MILANO.Uno per tutti, il Leonka. Lo spazio occupato più grande d'Europa è anche il più famoso della città. Ma entro i confini di Milano sono in tutto 16 i centri sociali attivi, figli in gran parte del movimento studentesco che agli inizi degli Anni 70 voleva solo «prendersi gratis la musica». Oggi si ritrovano legati dall'antifascismo, innanzitutto ma anche dalla figura tragicamente comica di San Precario, simbolo dei nuovi umiliati. Collegati tra di loro da una rete di fitti scambi culturali, i ragazzi dei centri sociali sono capaci di mobilitarsi nel giro di poche ore. Utilizzano internet: siti, blog di riferimento, mail. Ma si contano sulle dita di una mano quelli che sono più spesso protagonisti delle cronache. I più attivi sul tema dell'antifascismo sono l'Orso, Officina della resistenza sociale, nella zona sud della città, è molto vicino alla cultura Sharp (red skin e antirazzisti) e il Pergola. Tra i punti di riferimento dell'area antagonista milanese il Csa Vittoria e il Deposito Bulk, che raggruppano i Rasc, rete autogestita studenti e collettivi.

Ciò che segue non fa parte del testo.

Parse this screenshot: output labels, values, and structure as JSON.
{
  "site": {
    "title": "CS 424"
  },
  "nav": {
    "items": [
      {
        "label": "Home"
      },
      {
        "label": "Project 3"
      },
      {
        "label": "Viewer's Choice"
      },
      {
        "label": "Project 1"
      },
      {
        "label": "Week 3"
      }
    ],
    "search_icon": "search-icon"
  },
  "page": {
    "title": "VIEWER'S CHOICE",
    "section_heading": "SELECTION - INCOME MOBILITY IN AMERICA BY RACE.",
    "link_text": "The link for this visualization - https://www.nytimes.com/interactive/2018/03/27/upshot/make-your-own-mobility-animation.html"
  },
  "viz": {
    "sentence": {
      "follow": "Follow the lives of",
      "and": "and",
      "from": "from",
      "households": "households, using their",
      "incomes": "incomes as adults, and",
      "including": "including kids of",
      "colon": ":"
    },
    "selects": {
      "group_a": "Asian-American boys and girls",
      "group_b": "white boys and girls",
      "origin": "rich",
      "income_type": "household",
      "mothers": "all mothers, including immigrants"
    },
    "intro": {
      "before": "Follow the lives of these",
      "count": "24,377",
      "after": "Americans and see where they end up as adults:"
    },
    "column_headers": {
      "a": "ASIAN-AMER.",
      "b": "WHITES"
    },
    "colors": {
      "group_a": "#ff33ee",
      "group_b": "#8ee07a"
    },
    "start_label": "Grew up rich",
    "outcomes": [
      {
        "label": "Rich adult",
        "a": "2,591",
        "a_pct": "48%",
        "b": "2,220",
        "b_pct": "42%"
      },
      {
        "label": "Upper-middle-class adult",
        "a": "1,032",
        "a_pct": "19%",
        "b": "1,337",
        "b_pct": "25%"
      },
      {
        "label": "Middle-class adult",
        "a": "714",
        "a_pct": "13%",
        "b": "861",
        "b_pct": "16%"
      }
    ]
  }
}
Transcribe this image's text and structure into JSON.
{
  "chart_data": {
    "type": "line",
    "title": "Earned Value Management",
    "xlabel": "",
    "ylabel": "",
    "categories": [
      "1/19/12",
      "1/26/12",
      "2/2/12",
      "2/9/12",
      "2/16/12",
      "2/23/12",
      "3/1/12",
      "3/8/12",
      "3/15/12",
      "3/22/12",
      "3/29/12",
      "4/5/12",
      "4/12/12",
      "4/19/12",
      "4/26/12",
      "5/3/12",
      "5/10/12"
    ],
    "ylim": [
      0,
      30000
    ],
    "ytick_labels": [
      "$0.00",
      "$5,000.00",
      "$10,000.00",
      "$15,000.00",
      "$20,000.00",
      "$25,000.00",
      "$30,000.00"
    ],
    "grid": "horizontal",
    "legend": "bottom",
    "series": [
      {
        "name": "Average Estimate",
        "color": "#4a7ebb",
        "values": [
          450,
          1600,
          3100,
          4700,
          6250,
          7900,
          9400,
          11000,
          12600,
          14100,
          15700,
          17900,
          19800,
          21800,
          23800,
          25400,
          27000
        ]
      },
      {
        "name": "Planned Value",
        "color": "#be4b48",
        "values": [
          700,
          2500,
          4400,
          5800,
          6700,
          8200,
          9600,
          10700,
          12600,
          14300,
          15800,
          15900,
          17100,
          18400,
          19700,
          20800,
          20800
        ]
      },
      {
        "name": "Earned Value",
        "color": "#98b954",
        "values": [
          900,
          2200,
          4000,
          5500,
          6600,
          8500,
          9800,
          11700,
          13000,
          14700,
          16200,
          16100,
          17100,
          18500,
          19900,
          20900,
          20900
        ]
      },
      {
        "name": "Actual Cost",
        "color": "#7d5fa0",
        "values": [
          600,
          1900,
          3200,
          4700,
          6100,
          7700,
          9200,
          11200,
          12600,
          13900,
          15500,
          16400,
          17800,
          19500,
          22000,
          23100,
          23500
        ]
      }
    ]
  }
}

I più giovani fanno invece riferimento al Coordinamento dei collettivi studenteschi del Cantiere, dove si riuniscono i ragazzi delle scuole superiori. Su Indymedia, uno dei loro siti di riferimento, si legge tra l'altro: «Marzo per il movimento milanese è un mese intriso di sangue e di ricordi dolorosi, come l'assassinio di Fausto e Iaio, il vile agguato mortale a Dax e i pestaggi dei compagni accorsi all'ospedale San Paolo. In coincidenza con le giornate dedicate a questi tristi eventi i fascisti vogliono marciare su Milano. Non possiamo permetterlo». Praticamente una chiamata alle armi. (o.p.)